Carlsberg is outperforming rivals in Russia

Carlsberg will continue to expand in Russia as rivals trip up in the volatile market, its CEO has promised.

The Danish brewer is “back on a positive trend” in Russian market share, CEO Jorgen Buhl Rasmussen told investors in a conference call today (15 Aug). Other brewers including SABMiller and Anheuser-Busch InBev have recently lost market share, but Carlsberg still has a clear plan to increase its own, Rasmussen said.

First-half results released earlier today showed the Danish brewer increased its Russian market share by 0.3 percentage points to 37.3% compared to a year prior. A difficult 2011 had seen Carlsberg's share drop to 36.8 at the end of that year. Rasmussen had promised investors to end 2012 above that mark.

Last month, analysts blamed a volumes drop in Russia of 9.5% for A-B InBev in the first-half of the year on market share loss. Rasmussen said SABMiller could still benefit this year from its recent partnership with Turkey's Anadolu Efes.

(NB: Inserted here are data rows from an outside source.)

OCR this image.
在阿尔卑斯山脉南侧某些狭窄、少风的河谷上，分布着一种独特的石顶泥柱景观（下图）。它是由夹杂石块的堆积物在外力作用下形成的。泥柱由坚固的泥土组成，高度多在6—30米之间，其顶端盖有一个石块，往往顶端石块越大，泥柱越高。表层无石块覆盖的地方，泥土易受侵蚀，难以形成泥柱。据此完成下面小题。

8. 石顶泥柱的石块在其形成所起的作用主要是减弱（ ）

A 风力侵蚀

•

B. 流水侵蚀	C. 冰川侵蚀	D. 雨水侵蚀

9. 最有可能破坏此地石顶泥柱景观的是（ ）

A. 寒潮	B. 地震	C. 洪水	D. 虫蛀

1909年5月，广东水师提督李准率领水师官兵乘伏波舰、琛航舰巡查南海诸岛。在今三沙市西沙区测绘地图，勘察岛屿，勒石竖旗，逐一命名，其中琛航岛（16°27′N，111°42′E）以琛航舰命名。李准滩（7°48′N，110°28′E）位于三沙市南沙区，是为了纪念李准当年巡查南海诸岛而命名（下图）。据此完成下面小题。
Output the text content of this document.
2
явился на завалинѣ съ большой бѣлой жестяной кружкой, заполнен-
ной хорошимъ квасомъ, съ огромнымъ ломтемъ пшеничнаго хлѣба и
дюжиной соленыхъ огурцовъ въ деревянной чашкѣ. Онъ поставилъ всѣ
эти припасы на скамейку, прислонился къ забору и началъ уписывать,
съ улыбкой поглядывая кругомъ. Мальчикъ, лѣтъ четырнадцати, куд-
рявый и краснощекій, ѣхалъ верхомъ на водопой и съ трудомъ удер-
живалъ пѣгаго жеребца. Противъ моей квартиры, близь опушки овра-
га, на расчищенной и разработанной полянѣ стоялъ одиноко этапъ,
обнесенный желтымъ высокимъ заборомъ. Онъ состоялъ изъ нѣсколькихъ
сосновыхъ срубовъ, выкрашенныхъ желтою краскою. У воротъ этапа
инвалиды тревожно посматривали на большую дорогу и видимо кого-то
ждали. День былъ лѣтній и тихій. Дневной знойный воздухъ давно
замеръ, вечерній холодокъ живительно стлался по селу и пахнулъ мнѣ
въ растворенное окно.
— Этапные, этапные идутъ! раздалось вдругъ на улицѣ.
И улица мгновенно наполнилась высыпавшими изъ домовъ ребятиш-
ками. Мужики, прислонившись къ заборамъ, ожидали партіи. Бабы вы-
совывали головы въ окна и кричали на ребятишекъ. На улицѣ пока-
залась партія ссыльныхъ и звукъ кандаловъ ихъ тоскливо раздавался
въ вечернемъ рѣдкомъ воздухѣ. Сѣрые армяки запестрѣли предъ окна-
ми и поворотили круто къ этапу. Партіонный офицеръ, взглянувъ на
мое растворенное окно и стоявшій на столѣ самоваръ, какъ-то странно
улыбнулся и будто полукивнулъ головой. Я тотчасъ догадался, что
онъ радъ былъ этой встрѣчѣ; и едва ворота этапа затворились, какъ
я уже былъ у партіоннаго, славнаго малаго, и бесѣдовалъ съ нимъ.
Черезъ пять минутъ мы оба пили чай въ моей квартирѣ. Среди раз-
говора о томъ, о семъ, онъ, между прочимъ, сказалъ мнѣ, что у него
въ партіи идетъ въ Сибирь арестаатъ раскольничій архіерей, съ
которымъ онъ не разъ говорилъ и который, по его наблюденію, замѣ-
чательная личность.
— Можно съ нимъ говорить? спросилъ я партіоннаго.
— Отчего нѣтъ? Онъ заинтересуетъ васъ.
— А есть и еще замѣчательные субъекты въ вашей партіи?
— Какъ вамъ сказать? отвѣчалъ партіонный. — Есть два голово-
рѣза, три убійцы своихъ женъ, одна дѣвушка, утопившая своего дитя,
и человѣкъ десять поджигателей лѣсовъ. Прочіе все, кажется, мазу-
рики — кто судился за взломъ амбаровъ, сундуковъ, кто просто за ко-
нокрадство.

Trading in Russia has recently been hampered by government interventions in the market place. However, Rasmussen said that despite an upcoming ban on beer advertising on television, radio and billboards, the company still expects to retain similar levels of marketing spend.

“You can expect to see us spending more on events, and on in-store activities,” he said. “We will spend the same money, but just in a different way.”

He also said that a ban on kiosks selling beer, expected to come into effect in January, will push sales to supermarket channels instead. He said some kiosks have already closed ahead of the ban while others have turned into stationary stalls, which are excluded from the ban.

Rasmussen said there is “too much speculation and not enough reality” over increases in Russia's beer excise duties.

He said the government was so far following through with its plan to escalate beer taxes through to 2014, but that Carlsberg could not predict what would happen past that.